At its core, social engineering is manipulating a person leading to unauthorized access. It can be done via email, social media, phone, or in person. The most obvious way is by attempting to get account credentials so they can move laterally inside the organization, with the ultimate goal gaining admin rights. However, unauthorized access comes in many softer forms too: data loss comes in many shapes and sizes.
How to Defend Against Social Engineering
Employee awareness is key. They are your cyber front lines, and they can either be on your team or the easiest way in. Since anyone at the company can be a target for social engineering, running a review of the maturity and awareness levels of the organization is a great first step. If you don’t have a training specific to this in place, it’s a great addition to any security awareness program.
Once your employees are aware of the threat, testing them is an important part of the journey. These need to be ongoing, updated, and using different attack vectors to get a realistic view of the vulnerability landscape specific to social engineering.
Nothing speaks louder than proof. Showing your organization examples from your own organization’s assessments are a big wakeup call to key stakeholders. Make sure there’s a risk level (preferably with a dollar amount) attached to drive the point home.
Here’s where third parties are helpful. Suggesting relevant countermeasures for the information security teams, the physical security managers, and the applicable organizational units in charge of sensitive processes (such as the customer’s identification) can help reinforce the point. Just like with any feedback – offering a solution rather than just pointing out the problem is much more effective.

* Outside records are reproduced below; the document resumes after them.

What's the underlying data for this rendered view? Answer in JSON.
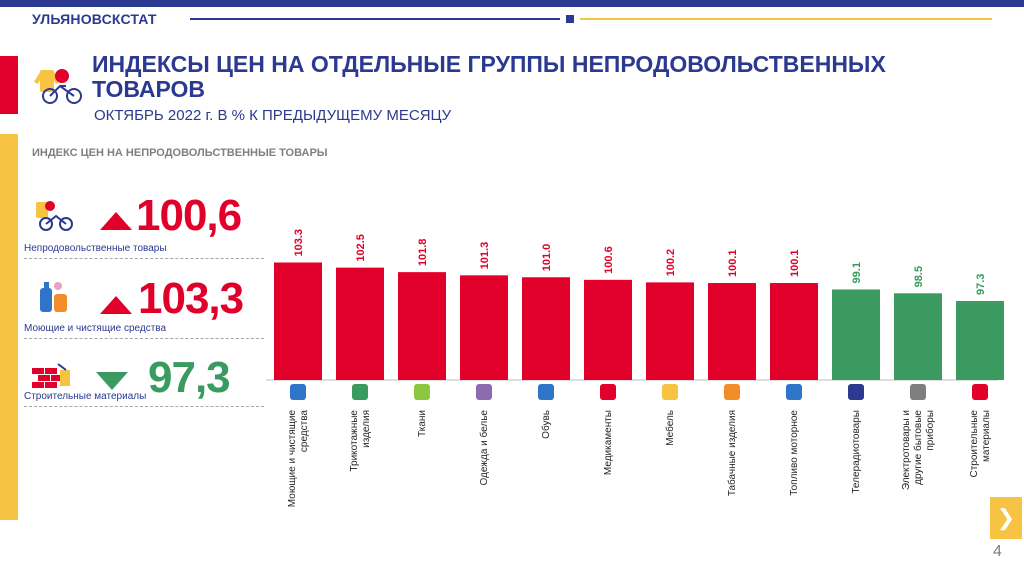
{
  "header": {
    "brand": "УЛЬЯНОВСКСТАТ"
  },
  "title": "ИНДЕКСЫ ЦЕН НА ОТДЕЛЬНЫЕ ГРУППЫ НЕПРОДОВОЛЬСТВЕННЫХ ТОВАРОВ",
  "subtitle": "ОКТЯБРЬ 2022 г. В % К ПРЕДЫДУЩЕМУ МЕСЯЦУ",
  "section_label": "ИНДЕКС ЦЕН НА НЕПРОДОВОЛЬСТВЕННЫЕ ТОВАРЫ",
  "summary": [
    {
      "label": "Непродовольственные товары",
      "value": "100,6",
      "direction": "up",
      "color": "#e0002a",
      "icon": "bicycle-toys-icon"
    },
    {
      "label": "Моющие и чистящие средства",
      "value": "103,3",
      "direction": "up",
      "color": "#e0002a",
      "icon": "detergent-bottles-icon"
    },
    {
      "label": "Строительные материалы",
      "value": "97,3",
      "direction": "down",
      "color": "#3a9a60",
      "icon": "brick-wall-icon"
    }
  ],
  "colors": {
    "up": "#e0002a",
    "down": "#3a9a60",
    "brand": "#2b3990",
    "accent": "#f6c342"
  },
  "chart_data": {
    "type": "bar",
    "categories": [
      "Моющие и чистящие средства",
      "Трикотажные изделия",
      "Ткани",
      "Одежда и белье",
      "Обувь",
      "Медикаменты",
      "Мебель",
      "Табачные изделия",
      "Топливо моторное",
      "Телерадиотовары",
      "Электротовары и другие бытовые приборы",
      "Строительные материалы"
    ],
    "values": [
      103.3,
      102.5,
      101.8,
      101.3,
      101.0,
      100.6,
      100.2,
      100.1,
      100.1,
      99.1,
      98.5,
      97.3
    ],
    "data_labels": [
      "103.3",
      "102.5",
      "101.8",
      "101.3",
      "101.0",
      "100.6",
      "100.2",
      "100.1",
      "100.1",
      "99.1",
      "98.5",
      "97.3"
    ],
    "colors": [
      "#e0002a",
      "#e0002a",
      "#e0002a",
      "#e0002a",
      "#e0002a",
      "#e0002a",
      "#e0002a",
      "#e0002a",
      "#e0002a",
      "#3a9a60",
      "#3a9a60",
      "#3a9a60"
    ],
    "icons": [
      "detergent-icon",
      "sweater-icon",
      "fabric-icon",
      "dress-icon",
      "shoe-icon",
      "medicine-icon",
      "furniture-icon",
      "cigarette-icon",
      "fuel-canister-icon",
      "tv-icon",
      "appliances-icon",
      "bricks-icon"
    ],
    "ylim": [
      85,
      104
    ],
    "grid": false,
    "legend": "none"
  },
  "footer": {
    "page_number": "4",
    "next_arrow": "❯"
  }
}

People learn in different ways, so provide different methods of learning in the training, including visuals. Provide actual updated cyber security awareness materials that can be used to greatly enhance employee’s overall awareness. These usually consist of pictures, video files, audio files and social engineering drill reports. Being able to see it in a real-life scenario can help them understand the full scope of the threat.
Bring in the Experts
Hearing accounts from the people who have done social engineering not only helps keep people engaged, it also helps provide the attacker’s mindset to the security teams. This allows a different perspective to the current security strategy – when you understand the attacker’s point of view, you can defend against them more effectively.